Emily wanders across the black-and-white chequered lino to shower in the small tiled bathroom with two buckets of water. She returns smelling of citrus and combing her wet hair, having changed into a T-shirt and soft jersey shorts with an elasticated waist, clean and comfortable for an evening in. She is going to show me a DVD called
Distortion
, one of her performance art pieces. Emily is round-faced, unthreatening; there is little about her to suggest the power of her artistic expression. ‘I have a split personality,’ she says. ‘When I am performing I feel like a different person.’

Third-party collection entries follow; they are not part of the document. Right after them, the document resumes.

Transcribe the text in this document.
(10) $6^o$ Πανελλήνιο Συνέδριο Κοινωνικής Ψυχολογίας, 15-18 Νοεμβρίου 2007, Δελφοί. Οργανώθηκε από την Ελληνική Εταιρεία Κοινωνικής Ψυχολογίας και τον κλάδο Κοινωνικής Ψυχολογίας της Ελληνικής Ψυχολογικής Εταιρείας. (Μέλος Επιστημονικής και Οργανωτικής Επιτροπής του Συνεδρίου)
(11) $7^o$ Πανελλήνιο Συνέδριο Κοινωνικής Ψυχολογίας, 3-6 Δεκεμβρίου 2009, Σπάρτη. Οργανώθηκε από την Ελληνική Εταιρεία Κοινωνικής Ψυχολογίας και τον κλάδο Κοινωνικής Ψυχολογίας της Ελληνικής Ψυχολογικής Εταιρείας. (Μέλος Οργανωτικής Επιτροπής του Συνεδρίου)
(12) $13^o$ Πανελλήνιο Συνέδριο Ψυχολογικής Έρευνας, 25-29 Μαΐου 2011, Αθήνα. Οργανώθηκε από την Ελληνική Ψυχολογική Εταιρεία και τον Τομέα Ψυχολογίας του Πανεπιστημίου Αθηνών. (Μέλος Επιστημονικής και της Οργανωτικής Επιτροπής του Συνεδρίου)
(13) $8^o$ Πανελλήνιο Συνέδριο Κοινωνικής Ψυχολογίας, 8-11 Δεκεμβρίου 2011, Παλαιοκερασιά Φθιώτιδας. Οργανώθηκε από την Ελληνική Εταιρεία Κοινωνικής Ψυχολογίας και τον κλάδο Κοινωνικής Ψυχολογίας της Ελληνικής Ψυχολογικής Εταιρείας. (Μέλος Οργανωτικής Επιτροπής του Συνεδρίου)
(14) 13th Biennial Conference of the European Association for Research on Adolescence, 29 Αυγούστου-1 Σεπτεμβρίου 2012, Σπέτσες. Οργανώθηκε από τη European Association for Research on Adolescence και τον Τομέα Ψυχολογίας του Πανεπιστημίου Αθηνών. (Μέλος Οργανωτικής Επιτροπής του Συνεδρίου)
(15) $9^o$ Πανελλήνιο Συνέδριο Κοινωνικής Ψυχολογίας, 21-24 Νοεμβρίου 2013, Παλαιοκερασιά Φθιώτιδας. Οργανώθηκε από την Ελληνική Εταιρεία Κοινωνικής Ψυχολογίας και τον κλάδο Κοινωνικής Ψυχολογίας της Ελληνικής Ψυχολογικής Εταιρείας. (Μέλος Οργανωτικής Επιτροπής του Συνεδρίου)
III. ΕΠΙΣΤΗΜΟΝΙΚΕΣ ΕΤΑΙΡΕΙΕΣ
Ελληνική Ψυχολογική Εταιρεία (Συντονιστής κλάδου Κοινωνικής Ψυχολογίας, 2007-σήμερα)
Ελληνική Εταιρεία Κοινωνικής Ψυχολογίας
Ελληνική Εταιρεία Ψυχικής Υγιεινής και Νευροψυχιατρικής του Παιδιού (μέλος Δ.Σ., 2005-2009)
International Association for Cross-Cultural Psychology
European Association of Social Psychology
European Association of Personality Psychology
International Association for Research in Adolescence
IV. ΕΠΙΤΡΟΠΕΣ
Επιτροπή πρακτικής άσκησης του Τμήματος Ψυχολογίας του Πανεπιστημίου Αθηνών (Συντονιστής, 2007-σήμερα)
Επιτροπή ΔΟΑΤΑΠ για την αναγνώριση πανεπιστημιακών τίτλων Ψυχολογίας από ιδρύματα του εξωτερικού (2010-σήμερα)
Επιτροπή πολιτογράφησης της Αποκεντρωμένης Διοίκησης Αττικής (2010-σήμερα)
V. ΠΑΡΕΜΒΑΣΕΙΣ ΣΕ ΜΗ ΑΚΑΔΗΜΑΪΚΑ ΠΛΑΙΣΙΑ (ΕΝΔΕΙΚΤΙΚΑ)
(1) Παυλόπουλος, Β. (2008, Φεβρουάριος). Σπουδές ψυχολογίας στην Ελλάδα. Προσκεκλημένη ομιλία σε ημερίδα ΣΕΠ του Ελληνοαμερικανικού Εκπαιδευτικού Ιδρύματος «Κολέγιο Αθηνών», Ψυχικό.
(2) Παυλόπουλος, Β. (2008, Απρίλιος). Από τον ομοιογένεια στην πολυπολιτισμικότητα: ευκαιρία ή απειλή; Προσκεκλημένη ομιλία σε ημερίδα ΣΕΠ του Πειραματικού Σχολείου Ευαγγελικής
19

The DVD was filmed in the Lokanat Gallery in central Rangoon, a wide, open space with high ceilings, huge open windows and a blue and terracotta Victorian tiled floor. The gallery is housed in a neo-classical building with a Florentine dome built in the late nineteenth century by a Baghdadi Jewish trader. Once one of the city’s most prestigious business addresses, greyish green mould now seeps across its faded mustard exterior. Much of the building is deserted, except for a family of six who live in the metal-caged lift shaft.
Rangoon’s artistic community and some interested foreigners had gathered for Emily’s performance, standing around the edge of the room. It was 15 August 2010; Aung San Suu Kyi was still in detention and Burma still under General Than Shwe’s control. Prior to the performance, Emily had to give a preview to the inspectors from the Ministry of Culture. A panel of middle-aged men, one of them absent-mindedly picking his teeth with a cocktail stick after lunch, listened to her outline her plans for
the avant-garde piece. ‘It was so totally embarrassing’ she said. ‘How could I begin to explain what I wanted to do?’
We watch the DVD together. Emily is wearing a black shirt and trousers, an apron and a gauzy black blindfold that she seems to be able to see through. She has laid a neat, low table in the centre of the room with a tablecloth, four bowls and china cups. She takes a handful of spoons and gives one to each person in the audience ‘Then they’ll think, “What’s going to happen, will I be asked to join in?” They probably think it will be something nice.’
She squats down at the table with the ease of a Burmese woman well practised at sitting on her haunches. She lights four candles and sets them out carefully around the place settings. She reaches into her bag and pulls out white tissue paper, which she rips up, putting a handful in each bowl. She takes a cigarette lighter and sets light to each pile of tissue paper, so that each bowl contains a small blaze. There is a murmur in the audience. Emily is focused. She lets the bowls burn for a few seconds, then turns around, picks up a baseball bat and rains blows on the table, smashing up the china bowls and cups, her destruction timed perfectly as the tissue paper burns itself out, leaving the table strewn with shattered, smoking rubble. She breathes out, turns to the audience and bows.